New Study In Men With Prediabetes Suggests Eating The When Way May Help Improve Metabolic Syndrome

Chances are, you or someone you know probably has Metabolic Syndrome. This constellation of symptoms—which increases the risk of heart disease, diabetes, and stroke, not to mention arthritis, wrinkles, impotence, and dementia—affects about 1 in 4 adults. To have metabolic syndrome, you need at least three of the following:

·     Waist circumference greater than 35 inches in women and 40 inches in men

·     High Triglycerides (150 (mg/dL) or greater)

·     Low HDL cholesterol (less than 50 mg/dL in women or 40 mg/dL in men)

·     Hypertension (130 / 85 or higher) 

·     Prediabetes (Fasting glucose of 100 mg/dL or greater)

Fortunately, metabolic syndrome is reversible, and the primary way to do it is to lose weight (decrease waist circumference). But now a new study has found that focusing on WHEN you eat, may help improve both fasting blood sugar and hypertension even in the absence of weight loss. 

The study enrolled men with prediabetes (1 in 3 adults have it) and had them follow two different eating schedules. The participants either started by eating three meals per day over a 12-hour window (control group) or the same meals over a 6-hour window early in the day (early, time restricted feeding) for five weeks. They then switched to the other schedule for another five weeks. All the meals were provided, and the men weren’t allowed any additional food. They were purposefully given enough calories so that they would not lose weight, because the scientists wanted to see how early time restricted feeding could affect the body independent of weight loss. 
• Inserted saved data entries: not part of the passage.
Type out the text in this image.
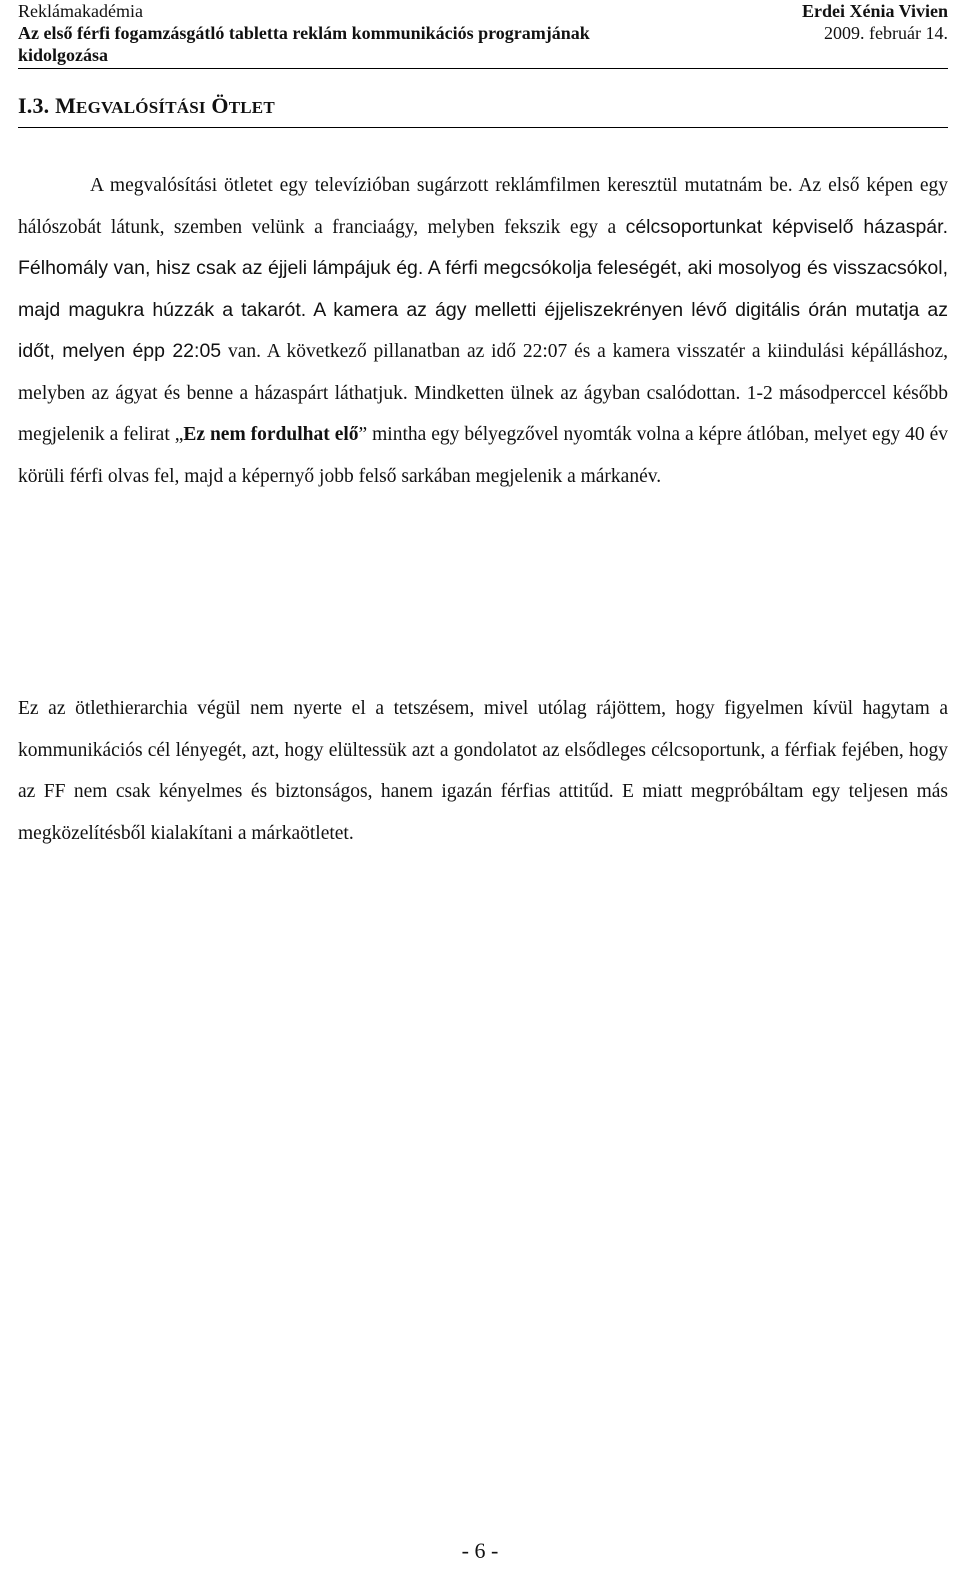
Reklámakadémia	Erdei Xénia Vivien
Az első férfi fogamzásgátló tabletta reklám kommunikációs programjának	2009. február 14.
kidolgozása
I.3. MEGVALÓSÍTÁSI ÖTLET

A megvalósítási ötletet egy televízióban sugárzott reklámfilmen keresztül mutatnám be. Az első képen egy hálószobát látunk, szemben velünk a franciaágy, melyben fekszik egy a célcsoportunkat képviselő házaspár. Félhomály van, hisz csak az éjjeli lámpájuk ég. A férfi megcsókolja feleségét, aki mosolyog és visszacsókol, majd magukra húzzák a takarót. A kamera az ágy melletti éjjeliszekrényen lévő digitális órán mutatja az időt, melyen épp 22:05 van. A következő pillanatban az idő 22:07 és a kamera visszatér a kiindulási képálláshoz, melyben az ágyat és benne a házaspárt láthatjuk. Mindketten ülnek az ágyban csalódottan. 1-2 másodperccel később megjelenik a felirat „Ez nem fordulhat elő” mintha egy bélyegzővel nyomták volna a képre átlóban, melyet egy 40 év körüli férfi olvas fel, majd a képernyő jobb felső sarkában megjelenik a márkanév.

Ez az ötlethierarchia végül nem nyerte el a tetszésem, mivel utólag rájöttem, hogy figyelmen kívül hagytam a kommunikációs cél lényegét, azt, hogy elültessük azt a gondolatot az elsődleges célcsoportunk, a férfiak fejében, hogy az FF nem csak kényelmes és biztonságos, hanem igazán férfias attitűd. E miatt megpróbáltam egy teljesen más megközelítésből kialakítani a márkaötletet.

- 6 -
After just five weeks of early, time-restricted feeding, the men had a meaningful (statistically significant) improvement in insulin levels and insulin resistance. In addition, they had a significant decrease in systolic and diastolic blood pressure. And remember this is without losing any weight.

The researchers found no change in LDL, or HDL cholesterol but did find a slight increase in triglycerides. While high triglycerides are a factor in metabolic syndrome, in this case they may have been elevated, because testing was done in the morning, and there is more fat mobilization after an extended fast. 

This remarkable study is the first of its kind in humans to show that WHEN you eat can impact metabolic syndrome risk factors even without weight loss, in just a few weeks. While this study was small and short and should be repeated with a larger group for a longer period of time, it gives us some valuable insight into WHEN we should be eating. If you’re eating the When Way, the takeaway for you from this study is that increasing the time between your last meal and your first the next day, can have important benefits beyond weight loss.